All cells will have straight lines as their edges.

However, if I say that you should colour the pixel the colour of the
nearest point, but that the distance to point 1 is to be decreased by
100km, then you would expect that the cell with point 1 as its centre
would be increased in size as some pixels which went to other cells,
would now go to point 1's cell (as its distance has been decreased).

If you look at the results, then you would see that cell 1 no longer
has straight lines as its boundary.

Now, if instead, you assign the pixels to the cell with the nearest
distance squared and apply an offset to point 1, then you still
maintain straight line edges.

Also, it has the nice feature that you can work out the square distance as

(x0-x1)^2 + (y0-y1)^2 + Cn

You save a square root which takes a long time to calculate.

> The non-squared alternative is |x1-x2| + |y1-y2|, the Manhattan distance. It
> too would give straight lines (as opposed to curved ones), but more of them.
> I think Warren has an example of a Voronoi diagram for the Manhattan
> distance up on rangevoting somewhere (he used it to argue Range would
> produce better results than Condorcet in the case where voters have a
> preference distribution based on Manhattan distance). Some other Manhattan
> distance Voronoi diagrams can be seen here:
> http://www.nirarebakun.com/voro/eman.html

Cool, he also has the one I am talking about

http://www.nirarebakun.com/voro/epwvoro.html

The number beside each point is the weight

He also shows the result if you use distance instead of distance squared.

http://www.nirarebakun.com/voro/eawvoro.html

.. and weighting by multiplying

http://www.nirarebakun.com/voro/emwvoro.html

Actually, that site is pretty cool. :)

That last one might be ideal for districting.  It would allow a city
to be a circle which surrounded by a rural district.

For example, if you had a State with 2 cities and 3 seats, it might be
best to split the state into 2 circle districts centred on the cities
and 1 rural district which is everyone else.

Most other methods can't handle having one district as an island
contained in another.

> Also note that it's possible to find the borders of the Voronoi cells (for
> the Euclidean metric, at least) much quicker than doing a nearest-neighbor
> search on every single pixel. Quantization brought on by the varying sizes
> of census blocks may complicate matters, though.

Yeah, most of the automatic methods assume that the 'population' is
uniform density.

What is nice about the reweighted version is that you can expand and
contract a region without having to move the points.

If you increase a region's weight, it gets smaller.

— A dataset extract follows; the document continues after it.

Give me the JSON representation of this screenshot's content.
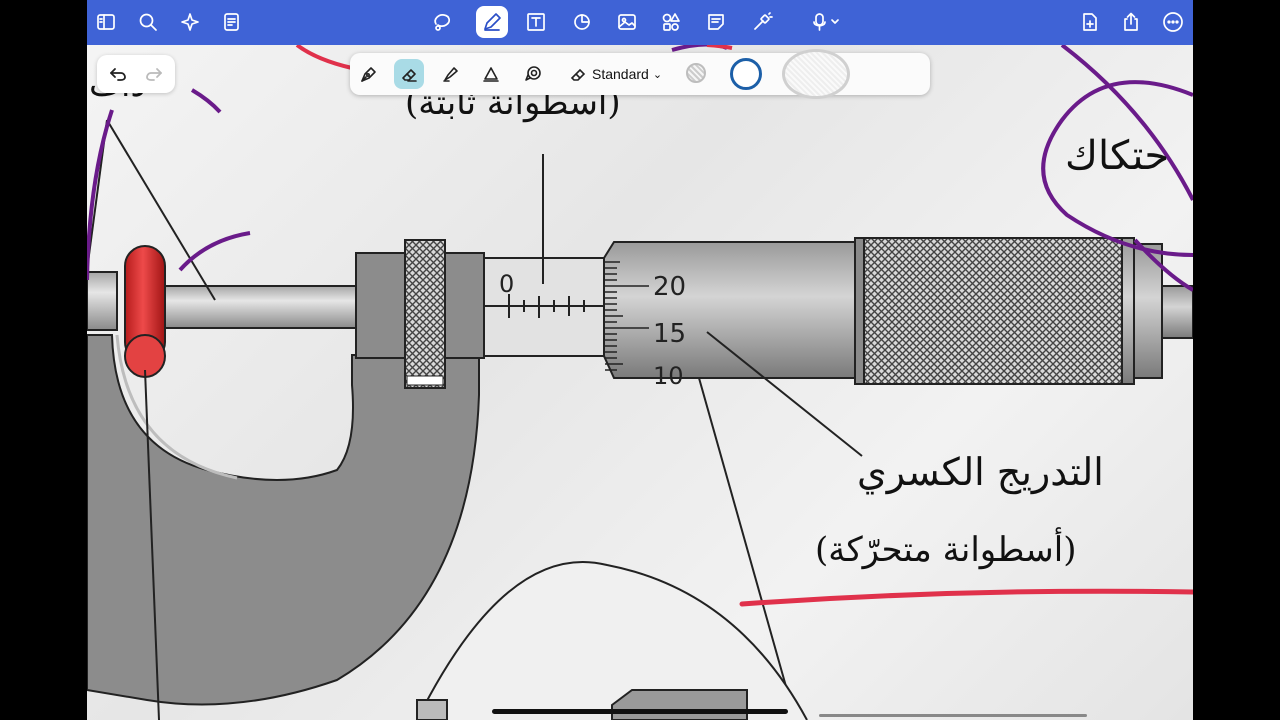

> Your reference to a Cd variable to get population proportionality is
> interesting. I think part of the problem that you're trying to fix here
> comes from that clustering (such as by Lloyd's algorithm) optimizes for
> energy instead of mass. Or in other words, it finds districts so that the
> average distance for each voter to the closest center is minimized (energy)
> rather than to find districts that have equal proportions of people within
> their borders (analogous to equal mass, if each voter is a point of unit
> mass).

Maybe both the Cd and the position of each point could be moved.

I think for (nearly) any given set of points, it is possible to create
a set of Cd values that will give near equal population.

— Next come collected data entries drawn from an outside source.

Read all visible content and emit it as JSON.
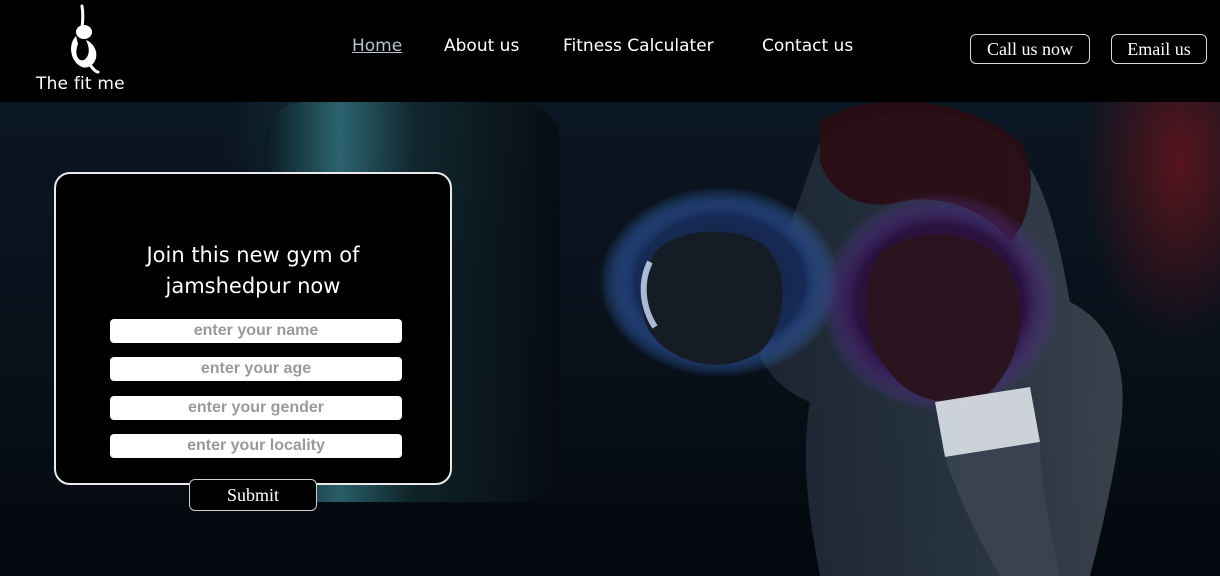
{
  "brand": {
    "name": "The fit me",
    "logo_icon": "yoga-figure-icon",
    "color": "#ffffff"
  },
  "nav": {
    "items": [
      {
        "label": "Home",
        "active": true
      },
      {
        "label": "About us",
        "active": false
      },
      {
        "label": "Fitness Calculater",
        "active": false
      },
      {
        "label": "Contact us",
        "active": false
      }
    ]
  },
  "header_actions": {
    "call_label": "Call us now",
    "email_label": "Email us"
  },
  "hero": {
    "image": "boxer-with-punching-bag"
  },
  "form": {
    "title_line1": "Join this new gym of",
    "title_line2": "jamshedpur now",
    "name_placeholder": "enter your name",
    "age_placeholder": "enter your age",
    "gender_placeholder": "enter your gender",
    "locality_placeholder": "enter your locality",
    "submit_label": "Submit"
  },
  "colors": {
    "header_bg": "#000000",
    "active_nav": "#b9c3cc",
    "form_border": "#e9e9e9"
  }
}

The algorithm could be something like:

1) Pick initial points (some rule)
2) Determine set of Cds to give equal populations
3) Move points towards geographic centres of districts
4) goto 2) until points have converged

This probably doesn't always converge, so a method would need to be
created which always converges.

> Unless I'm mistaken, your generalization of Voronoi cells (with weights
> linked to the center nodes) is called power diagrams. Not long ago, I
> stumbled across a paper (draft?) about automatic redistricting involving
> power diagrams. It's here:
> http://www.stat.columbia.edu/%7Egelman/stuff_for_blog/fryer.pdf .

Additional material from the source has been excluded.